Members completed SERE, Self Aid Buddy Care, and Combat Survival Training on day one, followed by Water Survival Training at Sigbee Marina on day two.

Master Sgt. Greg Bailleul, Air Force Reserve Command SERE functional manager, said the objective of the training was to make it realistic as possible. He has 21 years of combat and water survival training experience.

"There's a psychological impact to performing water survival training in the ocean, versus your local aquatic center," said Bailleul. Trainees are forced to adapt to the weather conditions, wave currents, and any wildlife they may encounter."

In the event of a downed aircraft, to avoid hypothermia, the first moments are most crucial. Aircrew members simulated maneuvering through a parachute, and mounting onto a 20-man life raft and helicopter lift.

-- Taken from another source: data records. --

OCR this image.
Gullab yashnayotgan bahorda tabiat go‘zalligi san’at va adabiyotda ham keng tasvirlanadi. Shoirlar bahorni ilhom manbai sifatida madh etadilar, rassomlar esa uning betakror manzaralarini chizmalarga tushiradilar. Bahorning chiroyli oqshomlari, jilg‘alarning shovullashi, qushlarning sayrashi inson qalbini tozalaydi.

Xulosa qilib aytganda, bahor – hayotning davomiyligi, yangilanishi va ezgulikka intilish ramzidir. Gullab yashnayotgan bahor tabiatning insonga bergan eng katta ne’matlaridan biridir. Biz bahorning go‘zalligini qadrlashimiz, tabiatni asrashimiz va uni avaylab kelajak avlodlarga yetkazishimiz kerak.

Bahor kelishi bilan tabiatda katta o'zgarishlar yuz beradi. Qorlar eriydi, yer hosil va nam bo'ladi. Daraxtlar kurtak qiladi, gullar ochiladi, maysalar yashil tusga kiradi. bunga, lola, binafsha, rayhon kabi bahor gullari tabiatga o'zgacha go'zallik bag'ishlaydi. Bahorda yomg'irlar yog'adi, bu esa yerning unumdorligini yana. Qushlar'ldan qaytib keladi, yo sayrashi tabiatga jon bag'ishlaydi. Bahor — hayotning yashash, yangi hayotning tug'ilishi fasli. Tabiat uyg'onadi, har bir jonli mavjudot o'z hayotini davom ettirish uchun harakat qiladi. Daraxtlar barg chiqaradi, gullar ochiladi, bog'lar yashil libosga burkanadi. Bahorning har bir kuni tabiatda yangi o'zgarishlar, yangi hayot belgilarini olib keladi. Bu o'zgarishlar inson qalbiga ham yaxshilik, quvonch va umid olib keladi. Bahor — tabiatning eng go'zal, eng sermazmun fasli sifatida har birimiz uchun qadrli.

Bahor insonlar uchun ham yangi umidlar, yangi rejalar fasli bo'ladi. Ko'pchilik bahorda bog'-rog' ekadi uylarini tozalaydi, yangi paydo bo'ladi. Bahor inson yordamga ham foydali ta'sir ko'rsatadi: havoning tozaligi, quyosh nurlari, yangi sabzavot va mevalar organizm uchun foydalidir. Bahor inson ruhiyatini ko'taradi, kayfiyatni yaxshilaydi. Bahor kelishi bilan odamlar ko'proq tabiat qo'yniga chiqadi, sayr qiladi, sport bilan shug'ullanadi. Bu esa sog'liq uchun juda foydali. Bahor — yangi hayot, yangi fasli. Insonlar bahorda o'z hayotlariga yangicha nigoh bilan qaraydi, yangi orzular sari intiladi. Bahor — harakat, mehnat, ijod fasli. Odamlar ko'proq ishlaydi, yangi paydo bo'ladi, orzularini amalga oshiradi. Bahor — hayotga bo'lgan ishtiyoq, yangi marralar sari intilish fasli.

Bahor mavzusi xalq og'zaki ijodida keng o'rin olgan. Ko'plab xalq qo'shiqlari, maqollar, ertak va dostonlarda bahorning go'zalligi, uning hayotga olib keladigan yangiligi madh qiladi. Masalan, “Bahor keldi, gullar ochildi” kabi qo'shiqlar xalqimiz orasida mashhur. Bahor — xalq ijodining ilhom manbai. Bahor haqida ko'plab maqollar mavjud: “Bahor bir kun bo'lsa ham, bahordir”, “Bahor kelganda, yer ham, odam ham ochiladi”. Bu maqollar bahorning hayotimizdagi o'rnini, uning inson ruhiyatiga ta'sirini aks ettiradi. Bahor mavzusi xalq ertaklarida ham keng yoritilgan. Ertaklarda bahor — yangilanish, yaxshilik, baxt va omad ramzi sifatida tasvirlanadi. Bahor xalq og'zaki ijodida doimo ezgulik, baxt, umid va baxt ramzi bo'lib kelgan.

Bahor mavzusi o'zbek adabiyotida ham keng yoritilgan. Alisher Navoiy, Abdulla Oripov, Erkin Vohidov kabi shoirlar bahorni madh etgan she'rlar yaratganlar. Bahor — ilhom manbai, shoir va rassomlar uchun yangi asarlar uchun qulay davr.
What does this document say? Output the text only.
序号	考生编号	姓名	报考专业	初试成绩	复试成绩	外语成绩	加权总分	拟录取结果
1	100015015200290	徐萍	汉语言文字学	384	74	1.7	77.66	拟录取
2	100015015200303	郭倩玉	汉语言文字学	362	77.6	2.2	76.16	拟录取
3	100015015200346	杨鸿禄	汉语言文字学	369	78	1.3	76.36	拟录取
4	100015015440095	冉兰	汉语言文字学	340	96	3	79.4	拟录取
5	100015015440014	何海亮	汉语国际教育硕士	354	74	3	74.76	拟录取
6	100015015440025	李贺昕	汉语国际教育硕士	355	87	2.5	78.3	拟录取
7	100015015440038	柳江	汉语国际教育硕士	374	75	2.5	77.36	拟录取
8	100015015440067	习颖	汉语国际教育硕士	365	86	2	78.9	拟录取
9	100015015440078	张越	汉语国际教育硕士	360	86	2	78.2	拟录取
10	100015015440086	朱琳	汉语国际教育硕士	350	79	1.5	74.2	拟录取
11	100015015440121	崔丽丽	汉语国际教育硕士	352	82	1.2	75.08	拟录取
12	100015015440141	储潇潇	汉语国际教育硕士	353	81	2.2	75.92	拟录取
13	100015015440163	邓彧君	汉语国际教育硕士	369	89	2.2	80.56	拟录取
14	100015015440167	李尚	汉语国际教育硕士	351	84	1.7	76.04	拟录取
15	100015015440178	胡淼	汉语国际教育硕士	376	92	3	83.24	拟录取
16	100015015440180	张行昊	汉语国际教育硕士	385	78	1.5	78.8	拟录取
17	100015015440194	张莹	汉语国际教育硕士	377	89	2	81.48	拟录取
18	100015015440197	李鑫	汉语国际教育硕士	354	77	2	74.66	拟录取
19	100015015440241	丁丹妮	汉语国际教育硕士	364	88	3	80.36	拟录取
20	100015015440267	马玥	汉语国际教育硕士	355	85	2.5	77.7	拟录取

From younger Airmen whom the fly-away served as their first time, to more experienced aircrew whom this served as a refresher, the trip's overall mission was to certify them on their training, and build overall group cohesiveness and morale.

"Putting together a trip such as this involves a number of logistics," said Capt. Nathan Davis, 94th Aeromedical Squadron flight nurse and event coordinator. "The training and morale-building makes it all worth it."

Although hundreds of training scenarios can occur at any given time, the SERE specialists and aircrew flight equipment personnel made every effort to make sure trainees were comfortable with the emergency equipment that was supplied to them on the aircraft.

"We train for events such as these in hopes that we'll never have to use them," said Bailleul. "When a crash water landing occurs, during war or peacetime, we want every one of our Airmen to return with honors."